Tiga Desa Rawan Bencana Dipasang Alat Deteksi – Radar Mojokerto

MOJOKERTO – Tiga desa di Kecamatan Gondang yang rawan tersentuh musibah longsor dan banjir bandang, bakal dipasang alat pendeteksi bencana. Pemasangan alat itu ditargetkan bisa rampung bulan depan.

Hal itu diungkapkan Kepala Badan Perencanaan Pembangunan Daerah (Bappeda) Kabupaten Mojokerto Hariyono, usai melakukan rapat koordinasi dan konsultasi pemasangan sistem peringatan dini di Sungai Klorak, di ruang rapat Bappeda, Selasa (7/11).

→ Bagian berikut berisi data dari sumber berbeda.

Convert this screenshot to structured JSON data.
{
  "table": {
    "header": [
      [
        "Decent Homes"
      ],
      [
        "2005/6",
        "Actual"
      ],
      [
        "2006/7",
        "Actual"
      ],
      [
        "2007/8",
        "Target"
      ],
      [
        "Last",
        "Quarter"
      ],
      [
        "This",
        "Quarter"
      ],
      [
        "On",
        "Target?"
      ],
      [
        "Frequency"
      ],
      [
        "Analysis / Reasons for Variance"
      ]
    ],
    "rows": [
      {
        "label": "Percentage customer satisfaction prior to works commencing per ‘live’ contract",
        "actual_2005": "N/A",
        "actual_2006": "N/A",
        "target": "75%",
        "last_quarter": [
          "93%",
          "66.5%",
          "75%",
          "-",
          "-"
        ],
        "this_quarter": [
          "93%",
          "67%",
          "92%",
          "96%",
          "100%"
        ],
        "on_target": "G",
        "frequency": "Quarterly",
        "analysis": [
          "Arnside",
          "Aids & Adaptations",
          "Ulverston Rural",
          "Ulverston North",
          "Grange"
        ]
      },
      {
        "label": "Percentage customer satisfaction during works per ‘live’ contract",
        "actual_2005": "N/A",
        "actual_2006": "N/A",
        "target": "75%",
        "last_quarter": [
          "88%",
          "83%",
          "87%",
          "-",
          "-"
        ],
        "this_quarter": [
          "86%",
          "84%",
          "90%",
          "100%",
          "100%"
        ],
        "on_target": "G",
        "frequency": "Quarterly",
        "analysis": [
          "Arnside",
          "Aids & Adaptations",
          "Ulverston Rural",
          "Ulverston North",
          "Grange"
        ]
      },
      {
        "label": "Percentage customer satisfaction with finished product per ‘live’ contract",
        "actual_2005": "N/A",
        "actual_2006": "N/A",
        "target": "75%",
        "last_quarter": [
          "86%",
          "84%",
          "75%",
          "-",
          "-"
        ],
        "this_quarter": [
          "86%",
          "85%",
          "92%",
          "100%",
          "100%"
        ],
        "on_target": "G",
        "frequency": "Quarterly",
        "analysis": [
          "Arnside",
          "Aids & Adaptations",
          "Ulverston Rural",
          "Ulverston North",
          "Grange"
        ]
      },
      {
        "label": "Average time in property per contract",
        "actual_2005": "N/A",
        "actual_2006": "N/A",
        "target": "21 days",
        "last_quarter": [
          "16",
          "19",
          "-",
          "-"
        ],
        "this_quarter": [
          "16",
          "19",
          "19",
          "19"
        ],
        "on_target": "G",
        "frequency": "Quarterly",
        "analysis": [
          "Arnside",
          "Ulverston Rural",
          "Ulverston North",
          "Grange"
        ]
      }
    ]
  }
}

Ditegaskan Hariyono, tiga desa yang akan dipasang alat itu adalah Desa Dilem, Desa Begaganlimo, dan Desa Kalikatir, Kecamatan Gondang. ’’Kita menggandeng USAID (United States Agency for International Development) untuk pemasangan itu,’’ katanya.

Dipilihnya tiga desa itu, imbuh Hariyono, karena ketiganya merupakan desa yang memiliki tingkat kerawanan tinggi terhadap musibah. Seperti Desa Dilem dan Desa Begaganlimo. Warga di dua desa ini kerap waswas dengan musibah longsor. Sedangkan, Kalikatir sangat rentan terhadap banjir.

Dengan pemasangan alat sensor itu, diharapkan mampu memberikan ketenangan warga terhadap ancaman bencana tersebut. Karena, imbuh Hariyono, alat itu mampu mengeluarkan suara yang akan memberikan peringatan kepada masyarakat saat ancaman bencana melanda.

Usai pemasangan alat yang didatangkan USAID, nantinya pemerintah dan relawan serta masyarakat di tiga desa akan melakukan simulasi. ’’Suara yang dihasilkan berbeda. Apakah potensi banjir, apakah hujan, itu berbeda suaranya. Makanya, harus ada pelatihan yang melibatkan masyarakat luas,’’ papar mantan Kepala Dinas Sosial ini.

Sementara itu, Field Coordinator Kabupaten Mojokerto Adaptasi Perubahan Iklim dan Ketangguhan (APIK) Project Upi Gufiroh, menerangkan, pemasangan alat deteksi dini bencana di tiga desa itu sudah melalui proses panjang.

Di antaranya, dengan melakukan penelitian dan kajian yang dimulai sejak Mei hingga September lalu. ’’Kita ada tim yang turun selama lima bulan untuk melakukan kajian,’’ ujarnya. Kajian itu di antaranya terkait dengan sisi historis desa. Peneliti, ujar Upi, menelaah musibah banjir bandang dan longsor sejak 10 tahun silam. ’’Juga topografi di desa-desa ini,’’ terangnya.

Alat sensor yang akan dipasang oleh komunitasnya ini, akan disebar di sepanjang Sungai Klorak dari hulu hingga hilir. Bahkan, untuk bekerja maksimal, alat tersebut rencananya akan dipasang di wilayah Taman Hutan Raya (Tahura). Dalam sosialisasi yang digelar ini, juga dihadiri Badan Penanggulangan Bencana Daerah (BPBD), PMI, hingga praktisi lingkungan.